As part of its detailed procedure, the team proposed and evaluated four key technical metrics—capacity and ramp duration, rate, and energy—to demonstrate the potential gains with respect to reductions in balancing reserve requirements that would be accrued from operating 37 geographically contiguous BAs in the Western Interconnection as a CBA.

The main function of a BA is to maintain the balance between load and generation in an interconnected power system to avoid instability that could lead to large-scale blackouts. This is done by consistently matching loads to resources within the system, maintaining scheduled interchanges with other BAs, maintaining frequency within reasonable limits, and providing sufficient generation capacity to maintain operating reserves.

The nature of wind and solar power, as variable natural resources, makes it more challenging for operators to manage these sources of energy within a given electric power system or BA. As wind and solar penetration increases in each of the 37 BAs in the Western Interconnection, it becomes more challenging and costly for the individual BAs to operate independently from one another. Cooperation among BAs can facilitate a high level of variable-generation penetration without significant increase in integration costs, because the collective impact of variability and uncertainty is accumulated over a large geographic area, across multiple distributed resources, and is combined with all other sources of variability and uncertainty(including system load).

The research team found that effective use of the diversity in load and renewable generation over a wide area can indeed achieve significant savings. The team tested its detailed procedure for computing the savings derived from BA consolidation and its evaluation metrics for demonstrating the benefits of BA consolidation using several study scenarios designed for the set of BAs in the western United States. Study results showed significant reduction in the required capacity and ramp rates of balancing services. The CBA, with a much wider geographical boundary, results in significantly less load following, and regulation reserve requirements compared to the sum carried by the individual BAs. It allows for the sharing of variability between BAs and can provide access to additional existing physical response capability. The savings could be realized immediately by reallocating regulation and load following reserve requirements between the BAs to reduce the operational burden.

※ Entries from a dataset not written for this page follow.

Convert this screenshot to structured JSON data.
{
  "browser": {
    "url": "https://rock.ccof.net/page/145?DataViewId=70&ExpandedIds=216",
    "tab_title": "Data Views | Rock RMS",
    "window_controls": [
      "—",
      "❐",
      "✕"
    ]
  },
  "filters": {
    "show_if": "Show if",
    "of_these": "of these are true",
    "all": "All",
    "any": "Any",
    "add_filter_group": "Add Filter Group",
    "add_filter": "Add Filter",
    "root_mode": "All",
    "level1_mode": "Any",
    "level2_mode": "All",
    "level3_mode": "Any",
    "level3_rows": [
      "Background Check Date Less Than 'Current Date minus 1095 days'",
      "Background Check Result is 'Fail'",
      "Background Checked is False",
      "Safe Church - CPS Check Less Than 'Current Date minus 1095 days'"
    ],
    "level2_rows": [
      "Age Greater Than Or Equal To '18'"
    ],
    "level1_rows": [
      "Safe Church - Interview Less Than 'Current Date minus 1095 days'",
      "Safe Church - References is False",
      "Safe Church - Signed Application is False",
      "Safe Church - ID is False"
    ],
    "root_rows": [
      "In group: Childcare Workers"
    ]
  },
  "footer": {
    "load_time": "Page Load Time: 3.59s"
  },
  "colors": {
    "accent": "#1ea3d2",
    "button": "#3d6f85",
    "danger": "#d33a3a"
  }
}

For a scenario where wind and solar penetration in the Western Interconnection equals 11% of total expected 2020 demand, the research shows that the yearly production cost savings of thermal units for a consolidated WECC ranges between $400 million (2.4% of total annual production cost) to $600 million (3.2%) without taking into consideration the implementation cost for the CBA. The research also shows that the consolidated WECC will have about a 50% overall reduction in balancing reserves in comparison with total reserve requirements that need to be carried by different BAs if they operate individually. The study is currently investigating the potential benefits as the variable generation penetration level increases to 33%. It is also investigating the potential benefits of another form of BA cooperation through the implementation of 10-minute interchange schedules between BAs rather than traditional 1-hour schedules.

Outcomes reported represent an upper bound of potential benefits of BA cooperation and provide the evidence needed to motivate such cooperation to enable higher levels of renewable penetration without significant integration costs. WECC is performing a complementary study to quantify the cost/benefits of implementing a real-time energy imbalance market in the Western Interconnection, which represents another form of cooperation between BAs.

The Pacific Northwest National Laboratory (PNNL) is working to help increase wind and water power production using its expertise in environmental sciences, atmospheric sciences, and electric grid management. This includes developing tools and methodologies that allow more variable generation to flow through our grid system, as well as improving the accuracy of renewable resource predictions through observations and modeling.